Universities fear they will be criticised for something over which they have little control now the TTA has taken over funding. They already complain the two-yearly ITT inspections are too frequent, inconsistent and unsettling and have called on the Government to rein in the inspectorate.

The move comes as OFSTED switches resources to inspecting teacher training providers and local education authorities after completing its first cycle of school inspections.

Chief inspector Chris Woodhead has criticised INSET as “patchy” and said it failed to address teachers’ real needs - basic teaching skills such as asking questions or subject knowledge in the primary curriculum.

He told a London conference earlier this month that: “Too many LEAs function on the level of rhetoric about school improvement and don’t home in on the professional support teachers really need.

“Too much public money is not delivering the real results it should deliver, and it is vital local authorities and institutes of higher education think very sharply about the real needs of teachers and whether those needs are being met adequately.”

But Mary Russell, secretary to the Universities Council for the Education of Teachers, said the kind of courses Mr Woodhead wanted had lost funding to the Government’s priorities of literacy and numeracy.

She said: “We would be delighted to run courses to refresh teachers’ subject knowledge.

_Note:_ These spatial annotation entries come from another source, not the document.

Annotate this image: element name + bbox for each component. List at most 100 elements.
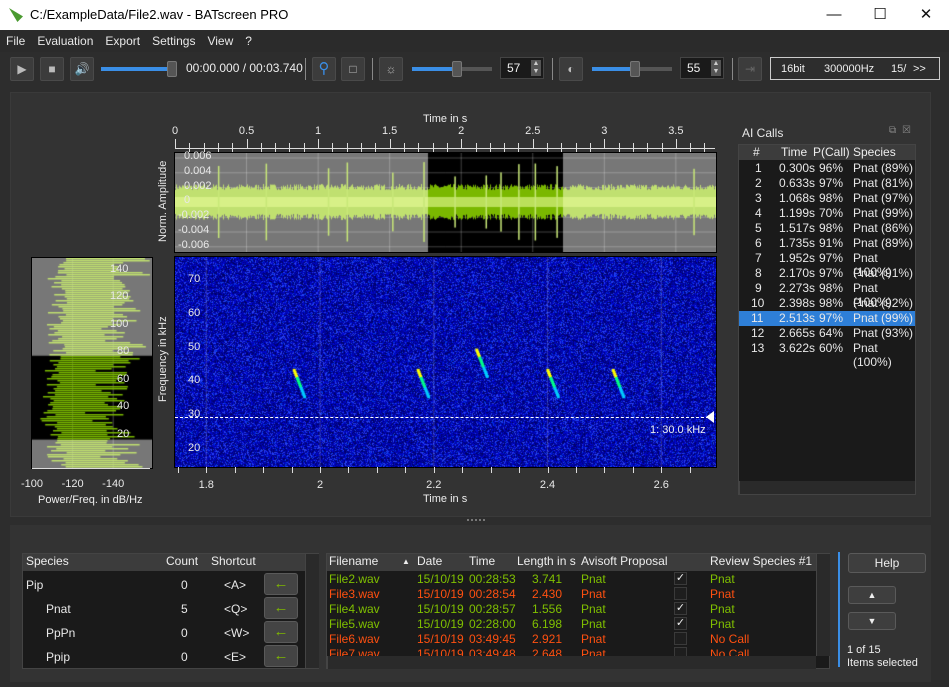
files-hscrollbar[interactable] — [327, 656, 816, 669]
ai-call-row[interactable]: 12 2.665s 64% Pnat (93%) — [739, 326, 915, 341]
files-col-header[interactable]: Length in s — [517, 554, 576, 568]
assign-species-button[interactable]: ← — [264, 645, 298, 667]
brightness-icon[interactable]: ☼ — [379, 57, 403, 81]
ai-call-cell: Pnat (92%) — [853, 296, 914, 310]
undock-icon[interactable]: ⧉ — [889, 125, 896, 136]
file-row[interactable]: File5.wav 15/10/19 02:28:00 6.198 Pnat Pnat ✓ — [327, 616, 829, 631]
ai-call-cell: 8 — [755, 266, 762, 280]
species-scrollbar[interactable] — [305, 554, 319, 668]
files-vscrollbar[interactable] — [816, 554, 830, 656]
contrast-slider[interactable] — [592, 61, 672, 77]
review-checkbox[interactable]: ✓ — [674, 617, 687, 630]
files-col-header[interactable]: Date — [417, 554, 442, 568]
assign-species-button[interactable]: ← — [264, 621, 298, 643]
waveform-plot[interactable] — [174, 152, 717, 253]
brightness-value: 57 — [507, 61, 521, 75]
species-row[interactable]: Pnat 5 <Q> ← — [23, 596, 318, 620]
review-checkbox[interactable]: ✓ — [674, 602, 687, 615]
menu-settings[interactable]: Settings — [146, 30, 201, 48]
assign-species-button[interactable]: ← — [264, 573, 298, 595]
tick-label: 0.006 — [184, 150, 212, 162]
brightness-slider[interactable] — [412, 61, 492, 77]
ai-call-row[interactable]: 2 0.633s 97% Pnat (81%) — [739, 176, 915, 191]
ai-calls-hscrollbar[interactable] — [739, 481, 915, 494]
move-up-button[interactable]: ▲ — [848, 586, 896, 604]
tick — [547, 143, 549, 152]
brightness-spinbox[interactable]: 57 ▲ ▼ — [500, 57, 544, 79]
col-time[interactable]: Time — [781, 145, 807, 159]
goto-icon[interactable]: ⇥ — [738, 57, 762, 81]
menu-evaluation[interactable]: Evaluation — [31, 30, 99, 48]
move-down-button[interactable]: ▼ — [848, 612, 896, 630]
ai-call-cell: 3.622s — [779, 341, 816, 355]
ai-call-row[interactable]: 4 1.199s 70% Pnat (99%) — [739, 206, 915, 221]
ai-call-row[interactable]: 6 1.735s 91% Pnat (89%) — [739, 236, 915, 251]
maximize-button[interactable]: ☐ — [857, 0, 903, 30]
frequency-marker-line[interactable] — [175, 417, 709, 418]
menu-view[interactable]: View — [201, 30, 239, 48]
files-col-header[interactable]: Filename — [329, 554, 378, 568]
help-button[interactable]: Help — [848, 553, 926, 573]
menu-file[interactable]: File — [0, 30, 31, 48]
ai-call-row[interactable]: 5 1.517s 98% Pnat (86%) — [739, 221, 915, 236]
review-checkbox[interactable]: ✓ — [674, 572, 687, 585]
review-checkbox[interactable] — [674, 647, 687, 656]
ai-call-row[interactable]: 1 0.300s 96% Pnat (89%) — [739, 161, 915, 176]
menu-help[interactable]: ? — [239, 30, 258, 48]
frequency-marker-label: 1: 30.0 kHz — [650, 424, 706, 436]
species-row[interactable]: Pip 0 <A> ← — [23, 572, 318, 596]
stop-button[interactable]: ■ — [40, 57, 64, 81]
files-col-header[interactable]: Review Species #1 — [710, 554, 812, 568]
spectrogram-plot[interactable] — [174, 256, 717, 468]
select-rect-icon[interactable]: □ — [341, 57, 365, 81]
col-species[interactable]: Species — [853, 145, 896, 159]
ai-call-cell: Pnat (81%) — [853, 176, 914, 190]
zoom-icon[interactable]: ⚲ — [312, 57, 336, 81]
ai-call-cell: 9 — [755, 281, 762, 295]
file-row[interactable]: File3.wav 15/10/19 00:28:54 2.430 Pnat Pnat — [327, 586, 829, 601]
ai-call-row[interactable]: 10 2.398s 98% Pnat (92%) — [739, 296, 915, 311]
ai-call-row[interactable]: 11 2.513s 97% Pnat (99%) — [739, 311, 915, 326]
species-row[interactable]: Ppip 0 <E> ← — [23, 644, 318, 668]
review-checkbox[interactable] — [674, 632, 687, 645]
volume-icon[interactable]: 🔊 — [70, 57, 94, 81]
close-panel-icon[interactable]: ☒ — [902, 125, 911, 136]
file-row[interactable]: File4.wav 15/10/19 00:28:57 1.556 Pnat Pnat ✓ — [327, 601, 829, 616]
col-pcall[interactable]: P(Call) — [813, 145, 850, 159]
file-row[interactable]: File2.wav 15/10/19 00:28:53 3.741 Pnat Pnat ✓ — [327, 571, 829, 586]
file-row[interactable]: File7.wav 15/10/19 03:49:48 2.648 Pnat No Cal… — [327, 646, 829, 656]
col-shortcut[interactable]: Shortcut — [211, 554, 256, 568]
tick-label: 80 — [117, 345, 130, 357]
ai-call-row[interactable]: 9 2.273s 98% Pnat (100%) — [739, 281, 915, 309]
marker-handle-icon[interactable] — [706, 411, 714, 423]
ai-call-row[interactable]: 7 1.952s 97% Pnat (100%) — [739, 251, 915, 279]
assign-species-button[interactable]: ← — [264, 597, 298, 619]
ai-call-row[interactable]: 3 1.068s 98% Pnat (97%) — [739, 191, 915, 206]
menu-export[interactable]: Export — [99, 30, 146, 48]
next-button[interactable]: >> — [913, 63, 926, 75]
ai-call-cell: 2.170s — [779, 266, 816, 280]
tick — [375, 143, 377, 152]
col-count[interactable]: Count — [166, 554, 198, 568]
ai-call-row[interactable]: 13 3.622s 60% Pnat (100%) — [739, 341, 915, 369]
file-row[interactable]: File6.wav 15/10/19 03:49:45 2.921 Pnat No Cal… — [327, 631, 829, 646]
play-button[interactable]: ▶ — [10, 57, 34, 81]
col-species[interactable]: Species — [26, 554, 69, 568]
close-button[interactable]: ✕ — [903, 0, 949, 30]
species-row[interactable]: PpPn 0 <W> ← — [23, 620, 318, 644]
time-axis-title: Time in s — [423, 113, 468, 125]
review-checkbox[interactable] — [674, 587, 687, 600]
splitter-handle[interactable] — [467, 519, 485, 521]
ai-call-row[interactable]: 8 2.170s 97% Pnat (91%) — [739, 266, 915, 281]
col-number[interactable]: # — [753, 145, 760, 159]
files-col-header[interactable]: Time — [469, 554, 495, 568]
tick — [348, 467, 350, 473]
contrast-spinbox[interactable]: 55 ▲ ▼ — [680, 57, 724, 79]
contrast-icon[interactable]: ◐ — [559, 57, 583, 81]
minimize-button[interactable]: — — [811, 0, 857, 30]
bit-depth: 16bit — [781, 63, 805, 75]
title-bar: C:/ExampleData/File2.wav - BATscreen PRO… — [0, 0, 949, 30]
files-col-header[interactable]: Avisoft Proposal — [581, 554, 668, 568]
volume-slider[interactable] — [101, 61, 177, 77]
ai-call-cell: 7 — [755, 251, 762, 265]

The ability to put them on is being taken away at the same time as we are being criticised for not providing them. ”

The move could threaten the rapprochement between training providers and the inspectors, she said. “If the chief inspector is going to shake a big stick it’s going to spoil a lot of the progress that we thought we were making. We would be bitterly disappointed.”

An OFSTED spokesman said: “We are developing an inspection programme with the TTA. The exact focus has not yet been decided. We will be writing to all providers later in the summer once the details have been agreed.”